Department of Neurosurgery, University of Alabama at Birmingham, Birmingham, AL 35294, USA.
Department of Radiation Oncology, University of Alabama at Birmingham, Birmingham, AL 35294, USA.
Cells. 2019 Jul 11;8(7):702. doi: 10.3390/cells8070702.

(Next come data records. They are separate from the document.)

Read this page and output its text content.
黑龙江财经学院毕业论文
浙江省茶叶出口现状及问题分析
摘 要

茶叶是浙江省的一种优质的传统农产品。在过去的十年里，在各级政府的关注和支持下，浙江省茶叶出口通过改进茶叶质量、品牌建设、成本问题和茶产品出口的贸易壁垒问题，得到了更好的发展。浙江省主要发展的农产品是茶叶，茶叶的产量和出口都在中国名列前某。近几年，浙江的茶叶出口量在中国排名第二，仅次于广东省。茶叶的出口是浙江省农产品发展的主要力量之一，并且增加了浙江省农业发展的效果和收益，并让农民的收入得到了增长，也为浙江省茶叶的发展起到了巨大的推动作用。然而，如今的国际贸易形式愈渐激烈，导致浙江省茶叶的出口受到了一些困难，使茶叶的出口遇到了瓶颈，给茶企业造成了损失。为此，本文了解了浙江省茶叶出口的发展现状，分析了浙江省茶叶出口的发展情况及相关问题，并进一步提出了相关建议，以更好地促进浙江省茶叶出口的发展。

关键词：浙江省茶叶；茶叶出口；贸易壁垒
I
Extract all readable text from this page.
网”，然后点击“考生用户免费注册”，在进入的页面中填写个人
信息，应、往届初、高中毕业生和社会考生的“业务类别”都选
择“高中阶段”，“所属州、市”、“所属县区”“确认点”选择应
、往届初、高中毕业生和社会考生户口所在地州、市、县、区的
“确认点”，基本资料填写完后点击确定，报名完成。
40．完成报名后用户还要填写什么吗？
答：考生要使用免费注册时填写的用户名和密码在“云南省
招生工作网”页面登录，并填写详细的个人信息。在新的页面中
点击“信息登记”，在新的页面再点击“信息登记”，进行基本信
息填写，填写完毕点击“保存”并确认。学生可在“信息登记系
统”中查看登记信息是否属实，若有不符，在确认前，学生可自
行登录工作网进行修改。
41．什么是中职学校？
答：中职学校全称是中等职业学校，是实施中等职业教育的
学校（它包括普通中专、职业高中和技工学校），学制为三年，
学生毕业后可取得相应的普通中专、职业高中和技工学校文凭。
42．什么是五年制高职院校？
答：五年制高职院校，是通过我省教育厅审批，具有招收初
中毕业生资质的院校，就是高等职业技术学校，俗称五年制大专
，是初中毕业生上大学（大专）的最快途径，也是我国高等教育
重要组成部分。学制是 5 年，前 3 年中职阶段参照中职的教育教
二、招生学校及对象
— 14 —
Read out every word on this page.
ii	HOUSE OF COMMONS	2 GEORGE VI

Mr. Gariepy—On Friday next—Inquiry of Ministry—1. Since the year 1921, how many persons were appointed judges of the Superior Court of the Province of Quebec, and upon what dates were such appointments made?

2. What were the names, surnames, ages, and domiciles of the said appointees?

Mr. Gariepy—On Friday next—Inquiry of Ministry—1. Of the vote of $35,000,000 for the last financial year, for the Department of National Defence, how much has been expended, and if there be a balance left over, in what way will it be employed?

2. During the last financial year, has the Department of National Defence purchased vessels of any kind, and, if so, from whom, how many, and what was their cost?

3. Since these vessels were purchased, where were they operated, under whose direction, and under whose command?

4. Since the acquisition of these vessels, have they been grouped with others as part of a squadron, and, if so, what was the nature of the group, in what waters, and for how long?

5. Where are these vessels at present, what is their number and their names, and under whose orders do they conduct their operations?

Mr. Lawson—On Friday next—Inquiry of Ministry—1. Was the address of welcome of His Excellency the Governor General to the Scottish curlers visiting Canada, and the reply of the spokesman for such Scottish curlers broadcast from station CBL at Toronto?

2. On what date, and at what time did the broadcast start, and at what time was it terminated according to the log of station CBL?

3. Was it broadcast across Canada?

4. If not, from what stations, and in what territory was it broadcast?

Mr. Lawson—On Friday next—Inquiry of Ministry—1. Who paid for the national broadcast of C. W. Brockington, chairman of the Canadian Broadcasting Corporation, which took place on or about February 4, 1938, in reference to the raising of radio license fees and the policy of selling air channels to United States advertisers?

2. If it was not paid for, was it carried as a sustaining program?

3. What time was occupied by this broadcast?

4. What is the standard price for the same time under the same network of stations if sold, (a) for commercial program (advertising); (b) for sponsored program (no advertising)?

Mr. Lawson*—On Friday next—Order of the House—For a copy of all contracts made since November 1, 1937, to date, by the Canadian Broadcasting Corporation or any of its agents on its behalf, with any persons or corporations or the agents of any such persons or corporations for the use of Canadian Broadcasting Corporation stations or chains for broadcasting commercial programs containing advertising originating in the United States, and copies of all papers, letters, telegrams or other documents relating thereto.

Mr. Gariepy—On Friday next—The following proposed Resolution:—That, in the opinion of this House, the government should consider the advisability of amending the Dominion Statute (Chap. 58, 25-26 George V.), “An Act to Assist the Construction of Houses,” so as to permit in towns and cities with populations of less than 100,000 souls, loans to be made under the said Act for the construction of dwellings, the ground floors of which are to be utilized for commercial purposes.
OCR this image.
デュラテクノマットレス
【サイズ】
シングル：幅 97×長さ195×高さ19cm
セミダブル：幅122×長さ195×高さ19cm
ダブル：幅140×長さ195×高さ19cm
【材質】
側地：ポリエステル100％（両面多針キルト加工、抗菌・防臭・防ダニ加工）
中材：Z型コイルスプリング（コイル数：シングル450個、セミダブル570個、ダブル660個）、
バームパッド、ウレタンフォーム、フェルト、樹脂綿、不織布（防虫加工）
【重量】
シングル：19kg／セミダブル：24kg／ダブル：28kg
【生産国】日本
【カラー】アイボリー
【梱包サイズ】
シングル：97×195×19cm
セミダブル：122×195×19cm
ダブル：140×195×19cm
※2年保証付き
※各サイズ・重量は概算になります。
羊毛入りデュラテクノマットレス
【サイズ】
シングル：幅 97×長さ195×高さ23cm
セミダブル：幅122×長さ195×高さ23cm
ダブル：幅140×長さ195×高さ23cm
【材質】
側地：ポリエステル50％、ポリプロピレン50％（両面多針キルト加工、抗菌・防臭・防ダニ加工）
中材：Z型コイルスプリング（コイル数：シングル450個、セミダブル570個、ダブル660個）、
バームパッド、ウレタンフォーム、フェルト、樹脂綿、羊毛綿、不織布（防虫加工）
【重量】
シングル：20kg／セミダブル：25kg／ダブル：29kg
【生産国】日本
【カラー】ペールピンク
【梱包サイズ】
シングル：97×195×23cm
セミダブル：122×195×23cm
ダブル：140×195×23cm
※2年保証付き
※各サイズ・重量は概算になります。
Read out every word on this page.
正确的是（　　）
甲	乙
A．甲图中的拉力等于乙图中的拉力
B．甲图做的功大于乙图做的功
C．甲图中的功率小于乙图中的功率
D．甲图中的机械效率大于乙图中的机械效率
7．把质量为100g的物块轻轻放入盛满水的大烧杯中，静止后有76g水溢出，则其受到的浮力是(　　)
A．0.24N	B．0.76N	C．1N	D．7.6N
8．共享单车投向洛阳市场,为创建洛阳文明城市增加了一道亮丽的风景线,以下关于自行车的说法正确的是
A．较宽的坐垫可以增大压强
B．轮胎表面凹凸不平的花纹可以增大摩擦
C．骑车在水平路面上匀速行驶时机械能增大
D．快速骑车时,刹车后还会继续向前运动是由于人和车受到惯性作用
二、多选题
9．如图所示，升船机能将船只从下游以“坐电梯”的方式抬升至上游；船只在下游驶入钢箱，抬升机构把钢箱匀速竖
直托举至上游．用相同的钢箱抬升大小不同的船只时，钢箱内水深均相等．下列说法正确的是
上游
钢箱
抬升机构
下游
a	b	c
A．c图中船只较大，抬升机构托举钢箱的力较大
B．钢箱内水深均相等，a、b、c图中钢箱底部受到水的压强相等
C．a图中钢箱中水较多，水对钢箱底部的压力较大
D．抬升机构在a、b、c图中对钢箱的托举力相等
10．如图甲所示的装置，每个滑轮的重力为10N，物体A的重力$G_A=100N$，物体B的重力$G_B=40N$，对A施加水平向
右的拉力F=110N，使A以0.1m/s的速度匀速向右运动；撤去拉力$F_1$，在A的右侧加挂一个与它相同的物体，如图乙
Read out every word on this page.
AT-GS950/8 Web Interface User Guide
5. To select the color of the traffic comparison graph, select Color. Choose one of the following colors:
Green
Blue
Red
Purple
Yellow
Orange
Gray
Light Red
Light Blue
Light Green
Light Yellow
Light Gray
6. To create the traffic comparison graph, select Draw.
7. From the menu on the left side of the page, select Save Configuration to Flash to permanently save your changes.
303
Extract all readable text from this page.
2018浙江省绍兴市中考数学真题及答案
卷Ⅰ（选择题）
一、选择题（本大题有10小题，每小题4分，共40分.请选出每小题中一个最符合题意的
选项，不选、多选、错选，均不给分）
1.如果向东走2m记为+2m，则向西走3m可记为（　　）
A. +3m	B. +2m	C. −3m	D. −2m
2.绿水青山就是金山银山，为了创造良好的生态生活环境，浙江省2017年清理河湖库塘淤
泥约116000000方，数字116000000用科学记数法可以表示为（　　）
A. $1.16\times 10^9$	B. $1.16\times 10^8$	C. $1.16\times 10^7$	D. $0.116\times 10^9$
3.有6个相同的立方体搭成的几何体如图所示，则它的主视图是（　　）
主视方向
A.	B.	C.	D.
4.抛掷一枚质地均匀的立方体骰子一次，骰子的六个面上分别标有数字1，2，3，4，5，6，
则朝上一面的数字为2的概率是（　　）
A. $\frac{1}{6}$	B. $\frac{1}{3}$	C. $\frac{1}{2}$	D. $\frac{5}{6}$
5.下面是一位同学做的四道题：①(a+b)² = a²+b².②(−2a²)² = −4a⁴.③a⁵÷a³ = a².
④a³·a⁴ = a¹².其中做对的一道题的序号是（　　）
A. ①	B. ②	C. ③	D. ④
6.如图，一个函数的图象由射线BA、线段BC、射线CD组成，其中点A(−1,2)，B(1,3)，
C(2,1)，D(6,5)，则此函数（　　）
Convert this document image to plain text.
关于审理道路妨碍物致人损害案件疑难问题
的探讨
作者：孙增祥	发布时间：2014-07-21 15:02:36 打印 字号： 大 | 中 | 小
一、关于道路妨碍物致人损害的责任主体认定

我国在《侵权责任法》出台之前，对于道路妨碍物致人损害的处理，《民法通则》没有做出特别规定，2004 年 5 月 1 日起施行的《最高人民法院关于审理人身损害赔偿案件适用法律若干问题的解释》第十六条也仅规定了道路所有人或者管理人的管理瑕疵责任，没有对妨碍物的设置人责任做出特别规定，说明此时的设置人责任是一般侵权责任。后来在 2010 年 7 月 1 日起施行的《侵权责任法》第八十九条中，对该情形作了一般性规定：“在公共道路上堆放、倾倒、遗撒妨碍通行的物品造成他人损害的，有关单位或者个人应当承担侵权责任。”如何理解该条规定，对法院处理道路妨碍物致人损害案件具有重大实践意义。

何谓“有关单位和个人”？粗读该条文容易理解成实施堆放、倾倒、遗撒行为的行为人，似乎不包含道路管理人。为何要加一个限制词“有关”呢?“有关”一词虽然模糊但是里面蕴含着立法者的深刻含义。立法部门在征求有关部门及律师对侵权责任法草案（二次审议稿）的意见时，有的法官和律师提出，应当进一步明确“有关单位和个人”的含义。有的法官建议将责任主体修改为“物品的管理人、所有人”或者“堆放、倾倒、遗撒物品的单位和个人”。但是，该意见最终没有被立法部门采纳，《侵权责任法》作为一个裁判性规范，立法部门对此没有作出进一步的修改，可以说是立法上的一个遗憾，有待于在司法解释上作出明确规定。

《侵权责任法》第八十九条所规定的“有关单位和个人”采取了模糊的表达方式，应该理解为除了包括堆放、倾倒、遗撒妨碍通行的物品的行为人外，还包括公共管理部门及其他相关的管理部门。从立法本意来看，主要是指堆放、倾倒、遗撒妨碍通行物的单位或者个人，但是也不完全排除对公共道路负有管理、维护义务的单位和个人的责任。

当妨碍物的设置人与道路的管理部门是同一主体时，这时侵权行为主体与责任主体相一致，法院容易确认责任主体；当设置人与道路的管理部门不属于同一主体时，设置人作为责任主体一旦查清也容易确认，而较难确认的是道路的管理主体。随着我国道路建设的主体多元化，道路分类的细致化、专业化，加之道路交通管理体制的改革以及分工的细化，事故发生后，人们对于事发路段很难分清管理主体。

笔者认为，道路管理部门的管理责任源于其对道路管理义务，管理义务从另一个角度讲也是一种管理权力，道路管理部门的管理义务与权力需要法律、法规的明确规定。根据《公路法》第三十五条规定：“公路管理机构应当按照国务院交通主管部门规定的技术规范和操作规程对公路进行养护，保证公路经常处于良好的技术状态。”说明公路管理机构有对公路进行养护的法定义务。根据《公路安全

Accurate patient-derived models of cancer are needed for profiling the disease and for testing therapeutics. These models must not only be accurate, but also suitable for high-throughput screening and analysis. Here we compare two derivative cancer models, microtumors and spheroids, to the gold standard model of patient-derived orthotopic xenografts (PDX) in (GBM). To compare these models, we constructed a custom NanoString panel of 350 genes relevant to GBM biology. This custom assay includes 16 GBM-specific gene signatures including a novel GBM subtyping signature. We profiled 11 GBM-PDX with matched orthotopic cells, derived microtumors, and derived spheroids using the custom NanoString assay. In parallel, these derivative models underwent drug sensitivity screening. We found that expression of certain genes were dependent on the cancer model while others were model-independent. These model-independent genes can be used in profiling tumor-specific biology and in gauging therapeutic response. It remains to be seen whether or not cancer model-specific genes may be directly or indirectly, through changes to tumor microenvironment, manipulated to improve the concordance of in vitro derivative models with in vivo models yielding better prediction of therapeutic response.
为了对疾病进行分析并测试治疗方法,需要有精确的、源自患者的癌症模型。这些模型不仅必须准确,而且还必须适合高通量筛选和分析。在这里,我们将两种衍生的癌症模型(微肿瘤和球体)与源自患者的原位异种移植(PDX)的金标准模型(GBM)进行了比较。为了比较这些模型,我们构建了一个包含 350 个与 GBM 生物学相关的基因的定制 NanoString 面板。该定制检测包括 16 个 GBM 特异性基因特征,包括一个新的 GBM 亚型特征。我们使用定制的 NanoString 检测方法对 11 个 GBM-PDX 及其匹配的原位细胞、衍生的微肿瘤和衍生的球体进行了分析。同时,这些衍生模型还进行了药物敏感性筛选。我们发现,某些基因的表达取决于癌症模型,而其他基因则与模型无关。这些与模型无关的基因可用于分析肿瘤特异性生物学,并评估治疗反应。目前尚不清楚癌症模型特异性基因是否可以直接或间接地通过改变肿瘤微环境来操纵,以提高体外衍生模型与体内模型的一致性,从而更好地预测治疗反应。